Ayrıca bir dönem protest halk müziği türünde yazdığı türküler/şarkılarla tanıdığımız ve geçtiğimiz Şubat ayında kaybettiğimiz Hasan Hüseyin Demirel’e ait iki şarkı da var albümde. Bunlardan biri daha önce Hilal Özdemir’in de seslendirdiği “Kanadım Değdi Sevdaya”, diğeri ise sözleri Gülizar Ergin imzası taşıyan “Var Gibi”.
Albümün “Arabım Fellahi” dışındaki anonim türküleri ise “Oy Akşamlar Akşamlar”, “Arap Buğday Daneler”, “Munzur Dağı”, “Şu Karşıki Dağda”, “Aslan Mustafa’m”, “Vardım Hint Eline” ve “Kurban Olam”.
Albüm repertuarının bütününe baktığınızda ezgilerin genellikle İç Anadolu ve Ankara’nın doğusundaki bölgelerden ses verdiğini söylemek mümkün.

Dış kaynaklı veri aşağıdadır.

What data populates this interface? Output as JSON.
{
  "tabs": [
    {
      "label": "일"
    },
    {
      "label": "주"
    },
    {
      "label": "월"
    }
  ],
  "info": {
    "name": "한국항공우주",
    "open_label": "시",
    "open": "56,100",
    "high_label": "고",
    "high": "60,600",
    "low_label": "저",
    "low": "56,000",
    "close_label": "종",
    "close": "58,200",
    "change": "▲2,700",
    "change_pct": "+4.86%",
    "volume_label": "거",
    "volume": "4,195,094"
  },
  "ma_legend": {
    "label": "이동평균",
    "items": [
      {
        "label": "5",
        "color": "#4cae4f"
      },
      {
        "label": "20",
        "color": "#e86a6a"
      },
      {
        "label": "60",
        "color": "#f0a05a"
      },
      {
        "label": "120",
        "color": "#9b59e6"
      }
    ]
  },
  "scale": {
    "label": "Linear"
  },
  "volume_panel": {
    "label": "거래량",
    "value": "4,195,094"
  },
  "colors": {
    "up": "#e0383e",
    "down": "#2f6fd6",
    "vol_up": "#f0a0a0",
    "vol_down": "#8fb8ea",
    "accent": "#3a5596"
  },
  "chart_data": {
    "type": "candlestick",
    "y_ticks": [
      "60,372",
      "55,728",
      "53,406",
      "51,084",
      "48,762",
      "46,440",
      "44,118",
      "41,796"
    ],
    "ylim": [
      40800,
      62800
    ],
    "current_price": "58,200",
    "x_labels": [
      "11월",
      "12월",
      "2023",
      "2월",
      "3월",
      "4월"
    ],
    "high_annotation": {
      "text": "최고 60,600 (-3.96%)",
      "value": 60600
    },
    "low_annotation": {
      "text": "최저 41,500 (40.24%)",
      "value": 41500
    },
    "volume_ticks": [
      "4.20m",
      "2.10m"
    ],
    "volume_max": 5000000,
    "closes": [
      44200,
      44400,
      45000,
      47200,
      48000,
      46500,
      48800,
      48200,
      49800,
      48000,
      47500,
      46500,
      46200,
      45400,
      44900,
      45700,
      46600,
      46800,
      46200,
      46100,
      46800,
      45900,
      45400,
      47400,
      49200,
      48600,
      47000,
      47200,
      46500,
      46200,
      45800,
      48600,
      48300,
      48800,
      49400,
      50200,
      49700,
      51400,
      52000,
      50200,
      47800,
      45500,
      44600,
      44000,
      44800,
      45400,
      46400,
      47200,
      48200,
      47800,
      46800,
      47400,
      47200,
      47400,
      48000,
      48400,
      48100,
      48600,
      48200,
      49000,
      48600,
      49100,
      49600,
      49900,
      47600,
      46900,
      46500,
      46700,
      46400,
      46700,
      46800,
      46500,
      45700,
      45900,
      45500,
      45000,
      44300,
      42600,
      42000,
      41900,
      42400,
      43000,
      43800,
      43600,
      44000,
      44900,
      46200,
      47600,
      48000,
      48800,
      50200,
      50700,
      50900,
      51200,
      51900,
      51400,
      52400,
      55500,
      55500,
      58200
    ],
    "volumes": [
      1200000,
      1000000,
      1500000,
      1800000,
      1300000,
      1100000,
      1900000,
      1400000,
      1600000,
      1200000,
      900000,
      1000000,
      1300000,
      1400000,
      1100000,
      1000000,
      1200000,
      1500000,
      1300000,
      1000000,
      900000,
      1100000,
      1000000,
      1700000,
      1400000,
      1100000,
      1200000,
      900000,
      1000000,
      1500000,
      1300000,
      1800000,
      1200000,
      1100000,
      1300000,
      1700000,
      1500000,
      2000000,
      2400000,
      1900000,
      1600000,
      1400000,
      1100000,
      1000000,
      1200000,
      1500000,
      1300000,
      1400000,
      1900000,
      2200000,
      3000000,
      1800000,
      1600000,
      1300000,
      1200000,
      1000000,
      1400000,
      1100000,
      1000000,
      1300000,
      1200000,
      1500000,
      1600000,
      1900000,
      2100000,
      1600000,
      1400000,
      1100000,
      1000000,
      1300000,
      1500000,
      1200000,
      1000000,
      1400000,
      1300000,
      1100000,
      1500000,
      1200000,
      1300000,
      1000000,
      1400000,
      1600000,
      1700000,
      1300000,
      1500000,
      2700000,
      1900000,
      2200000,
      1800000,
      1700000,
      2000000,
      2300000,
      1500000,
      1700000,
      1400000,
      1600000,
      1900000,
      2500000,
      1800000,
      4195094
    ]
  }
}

Buna karşın son derece özenli ve titiz bir seçki yapılmış. Halk müziğini sevenlerin hiç sıkılmadan dinleyebilecekleri bir albüm bu. Cihan Orhan’ın elinden çıkmış düzenlemeler türküleri tam da olması gerektiği gibi, tertemiz aktarıyor dinleyene. Albümde çalan kalabalık müzisyen kadrosu ve yorumcu olarak Sevcan Orhan da icralarda son derece yetkin tınlıyor kulağa. Hemen hiçbir çapak ve pürüze rastlamadım ben dinlerken.
Şöyle bir geriye doğru gittim de… Sanırım benim kişisel tarihimde radyo ve televizyonda duyup dinlediklerim bir yana, başından sonuna dinlediğim ilk halk müziği albümleri Belkıs Akkale’nın “Türkü Türkü Türkiyem” başlığı altında yayımlanan iki albümüdür. Hâlâ da zaman zaman açar dinlerim o albümleri. Sevcan Orhan’ın bu albümünü de onların yanına koyabilirim şimdi. Çünkü benzer bir keyfi aldım dinlerken. Halk müziğiyle uzak yakın biraz ilginiz varsa, “Düşten Gerçeğe”yi es geçmemenizi öneririm.